Atomically thin crystal for solar cell applications
A new ultrathin crystal might be the key to transparent and flexible solar cells
Graphene may have led the way for engineering with ultrathin materials, but other materials are now taking their place in the sun. Researchers in Austria have found that an atomically thin materials, tungsten diselenide (WSe2), may have great potential in solar cells which could be made transparent and even flexible.

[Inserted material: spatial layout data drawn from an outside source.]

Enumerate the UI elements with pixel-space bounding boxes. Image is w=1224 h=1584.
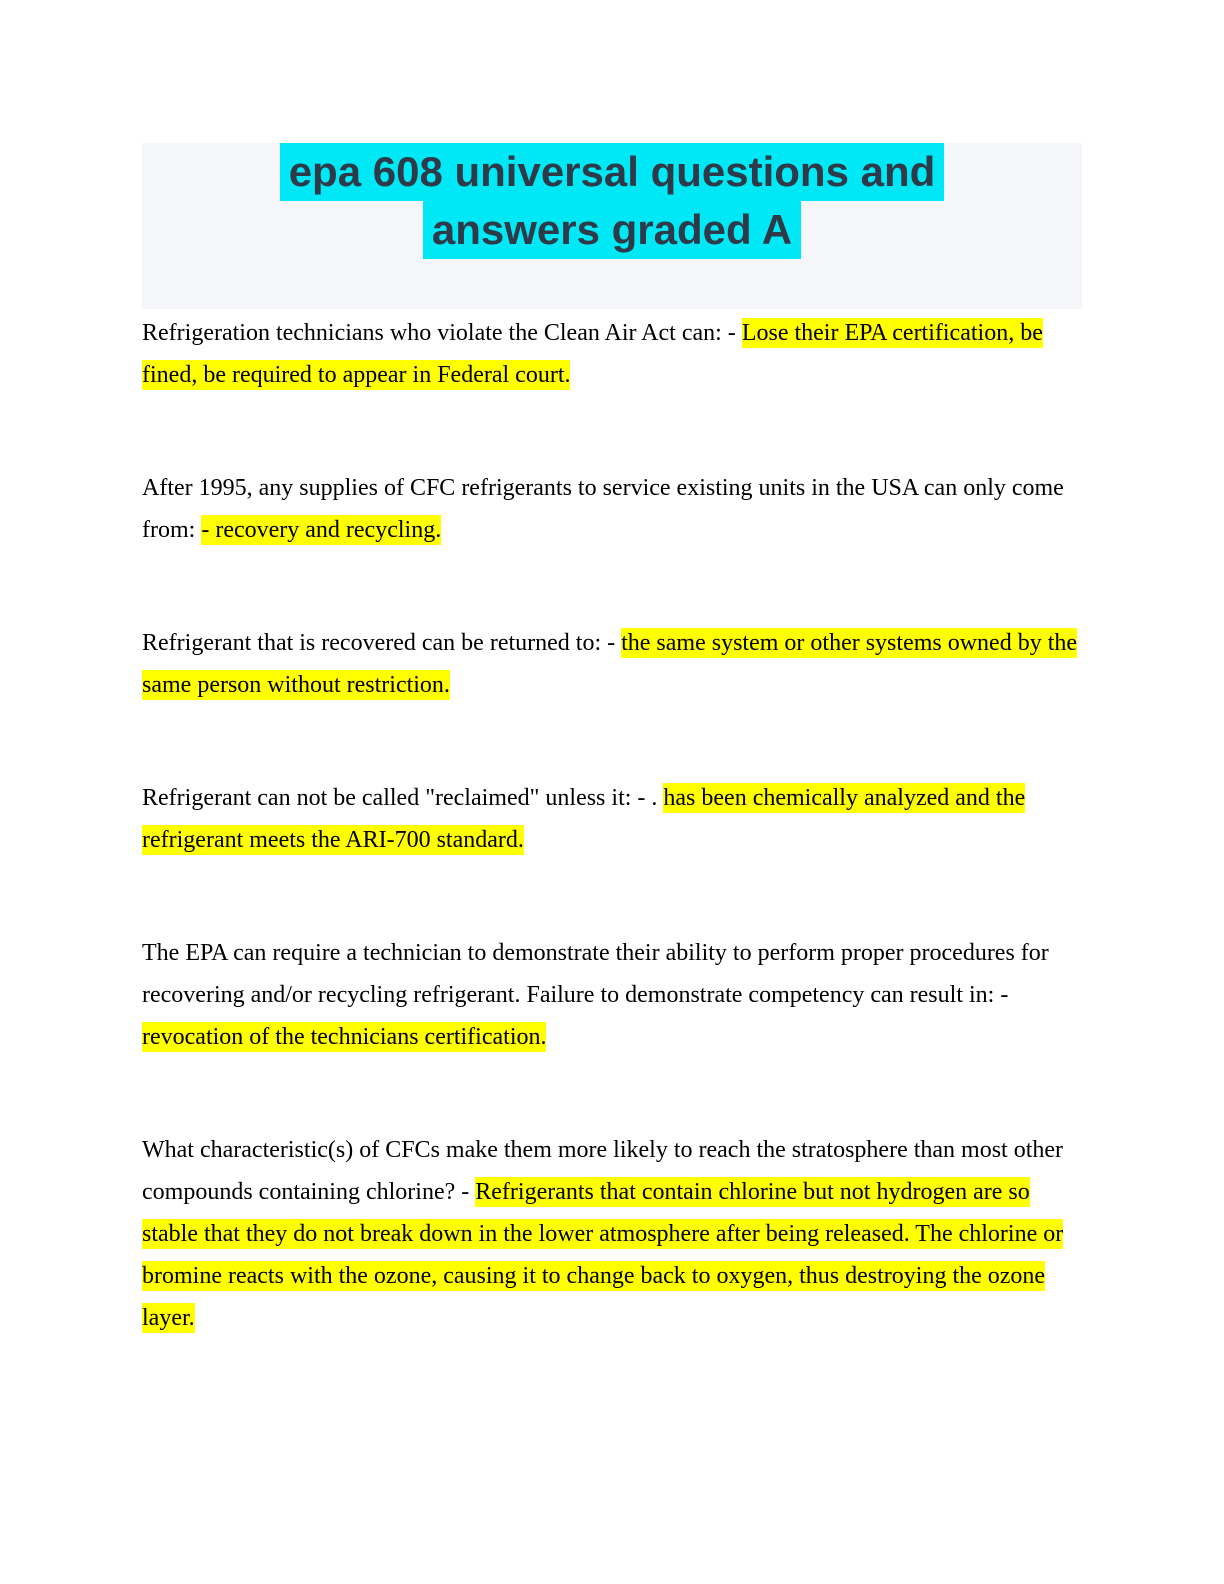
answer-highlight: revocation of the technicians certification. xyxy=(142,1024,547,1050)
answer-highlight: has been chemically analyzed and the refrigerant meets the ARI-700 standard. xyxy=(142,785,1026,853)
question-text: Refrigerant that is recovered can be returned to: - xyxy=(142,630,622,656)
qa-paragraph xyxy=(142,777,1082,861)
qa-paragraph xyxy=(142,467,1082,551)
title-block xyxy=(142,143,1082,309)
answer-highlight: Lose their EPA certification, be fined, be required to appear in Federal court. xyxy=(142,320,1043,388)
answer-highlight: the same system or other systems owned by the same person without restriction. xyxy=(142,630,1078,698)
answer-highlight: Refrigerants that contain chlorine but not hydrogen are so stable that they do not break down in the lower atmosphere after being released. The chlorine or bromine reacts with the ozone, causing it to change back to oxygen, thus destroying the ozone layer. xyxy=(142,1179,1064,1331)
qa-paragraph xyxy=(142,932,1082,1058)
title-line-1: epa 608 universal questions and xyxy=(280,143,945,201)
question-text: Refrigerant can not be called "reclaimed" unless it: - . xyxy=(142,785,664,811)
question-text: What characteristic(s) of CFCs make them more likely to reach the stratosphere than most other compounds containing chlorine? - xyxy=(142,1137,1064,1205)
question-text: The EPA can require a technician to demonstrate their ability to perform proper procedures for recovering and/or recycling refrigerant. Failure to demonstrate competency can result in: - xyxy=(142,940,1049,1008)
answer-highlight: - recovery and recycling. xyxy=(201,517,442,543)
qa-content xyxy=(142,309,1082,1339)
question-text: After 1995, any supplies of CFC refrigerants to service existing units in the USA can only come from: xyxy=(142,475,1064,543)
title-line-2: answers graded A xyxy=(423,201,801,259)
page-title xyxy=(142,143,1082,259)
qa-paragraph xyxy=(142,312,1082,396)
qa-paragraph xyxy=(142,1129,1082,1339)
qa-paragraph xyxy=(142,622,1082,706)
question-text: Refrigeration technicians who violate the Clean Air Act can: - xyxy=(142,320,742,346)
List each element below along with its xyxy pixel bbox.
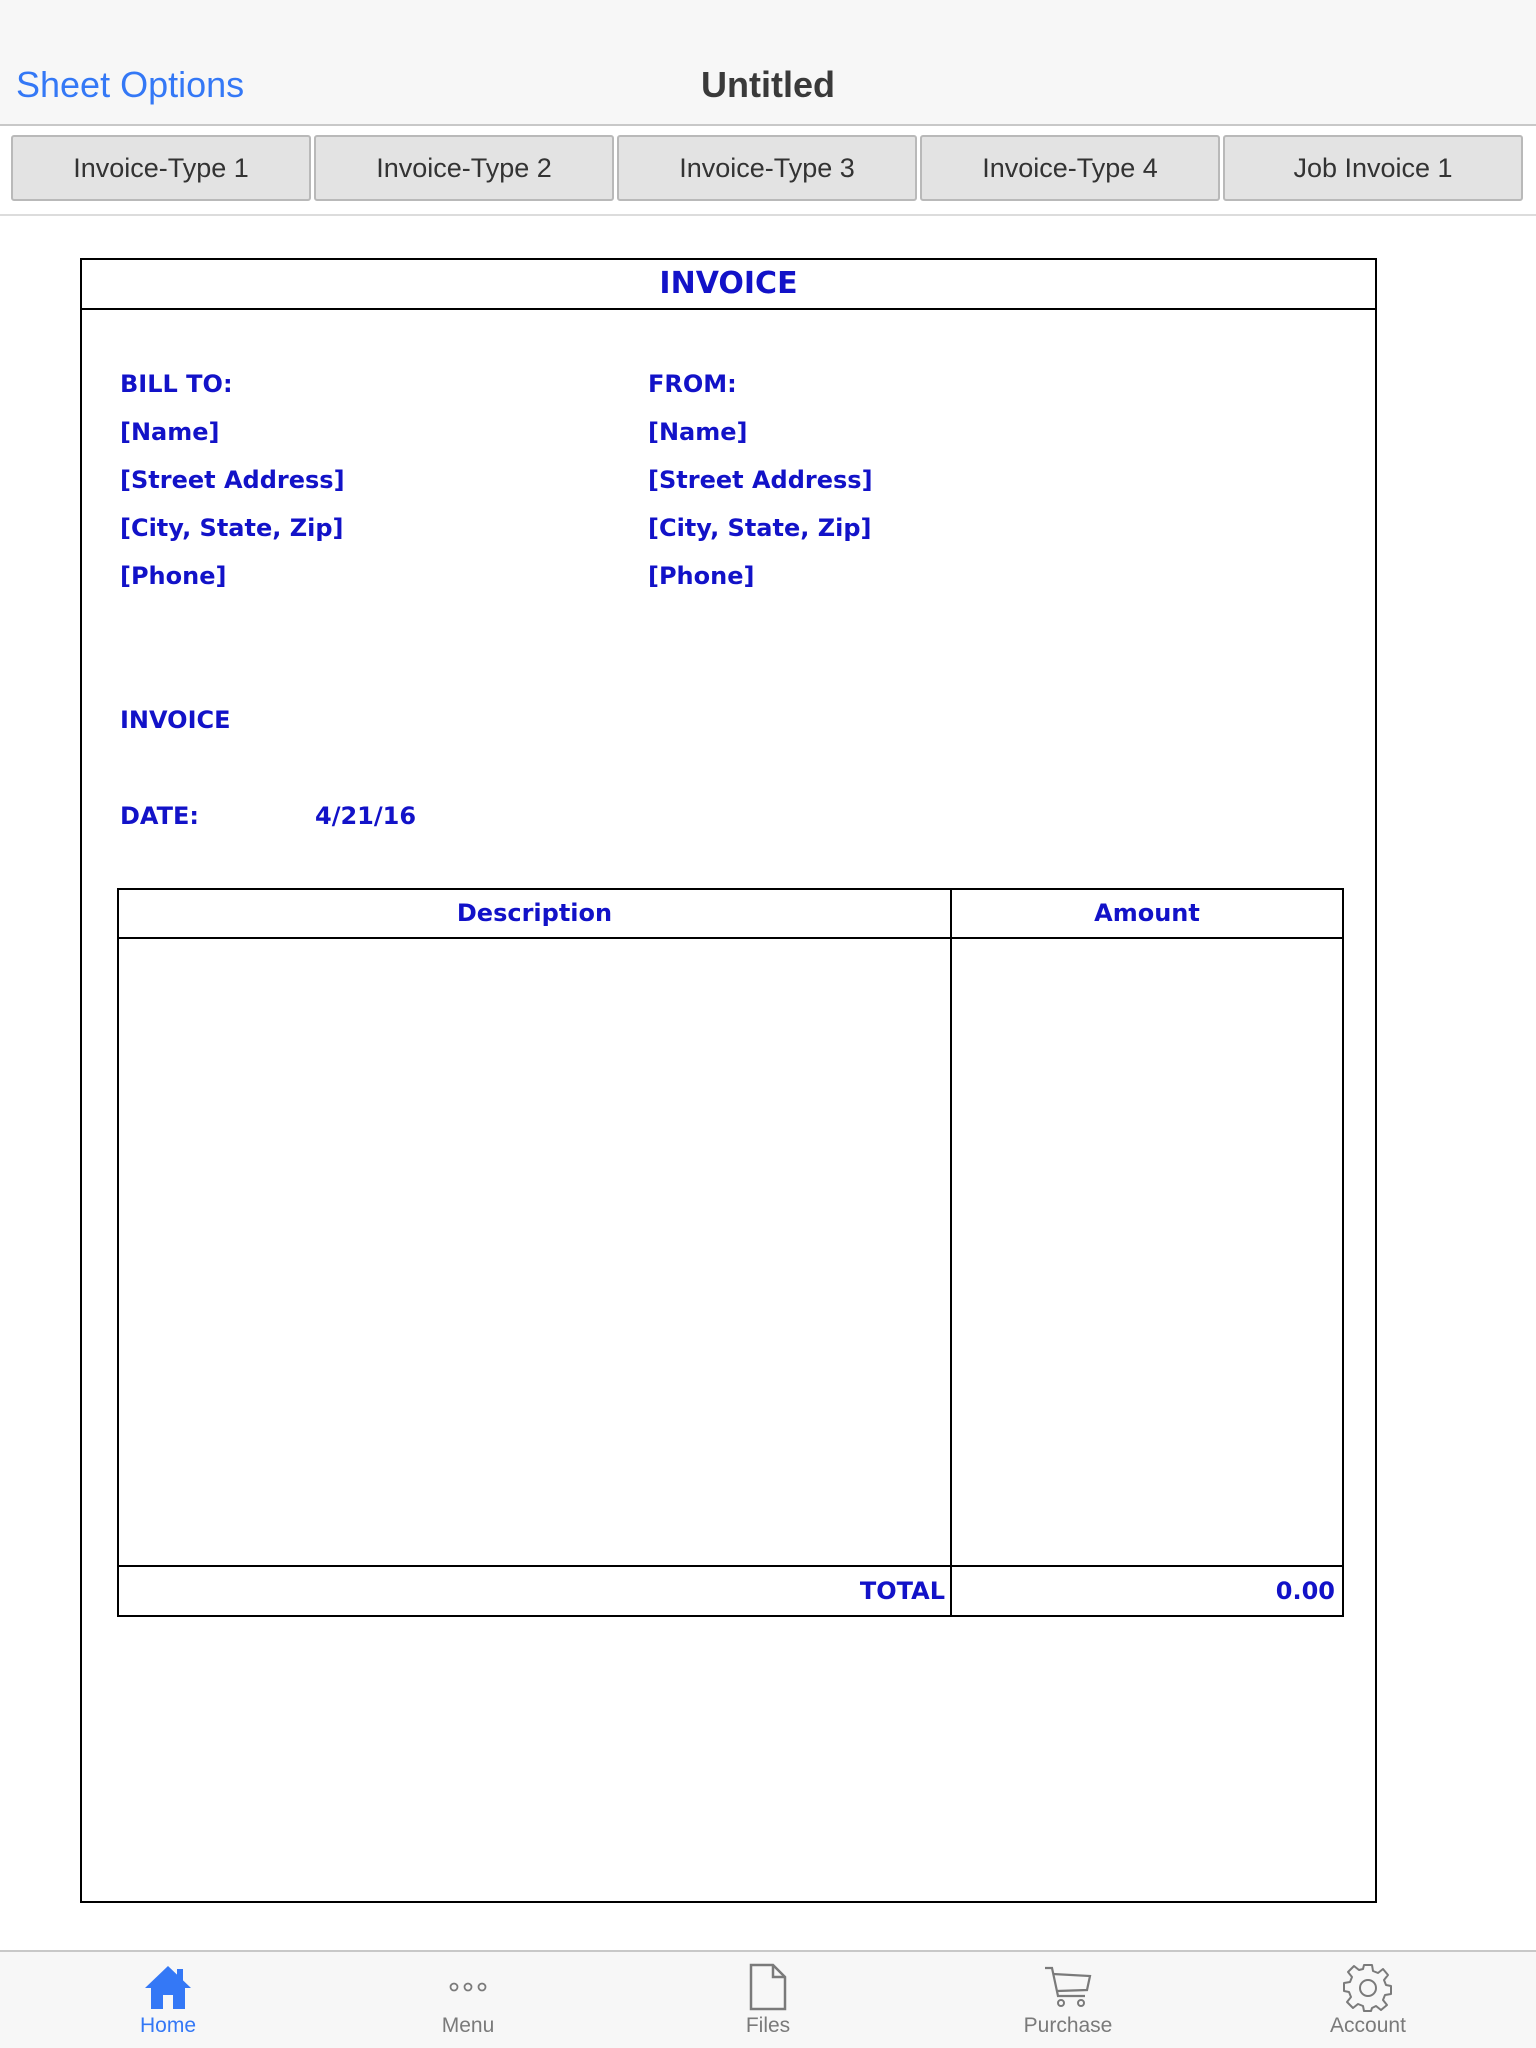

Although graphene — single-layer carbon — has interesting properties for electronics, including very high conductivity, the energy levels of its non-binding electrons mean that it isn’t well suited for solar cells: it works well as a light detector, but no so well as a converter of contant solar irradiation into useful electric current. But according to Thomas Mueller and colleagues at the Vienna University of Technology, tungsten diselenide, whose structure consists of a flat plane of tungsten atoms connected by selenium atoms above and below the plane, fits the bill even better, as they explain in a paper in Nature Nanotechnology.
WSe2 is transparent, letting through 95 per cent of visible light, but it transforms a tenth of the remaining 5 per cent – a twentieth of the total incident energy — into electrical power. Stacking layers increases the efficiency, although it also reduces the transparency. ‘We are envisioning solar cell layers on glass facades which let part of the light into the building while at the same time creating electricity,’ Mueller said.
The material is crystalline, which gives it stability, unlike organic photoelectric materials which have also been proposed for transparent solar cells, but which tend to be degraded by the ultraviolet portion of sunlight. This crystallinity persists even when the film is flexed, making WSe2 a possible material for flexible display screens, the team claims. Research on WSe2 is also underway at MIT and the University of Washington.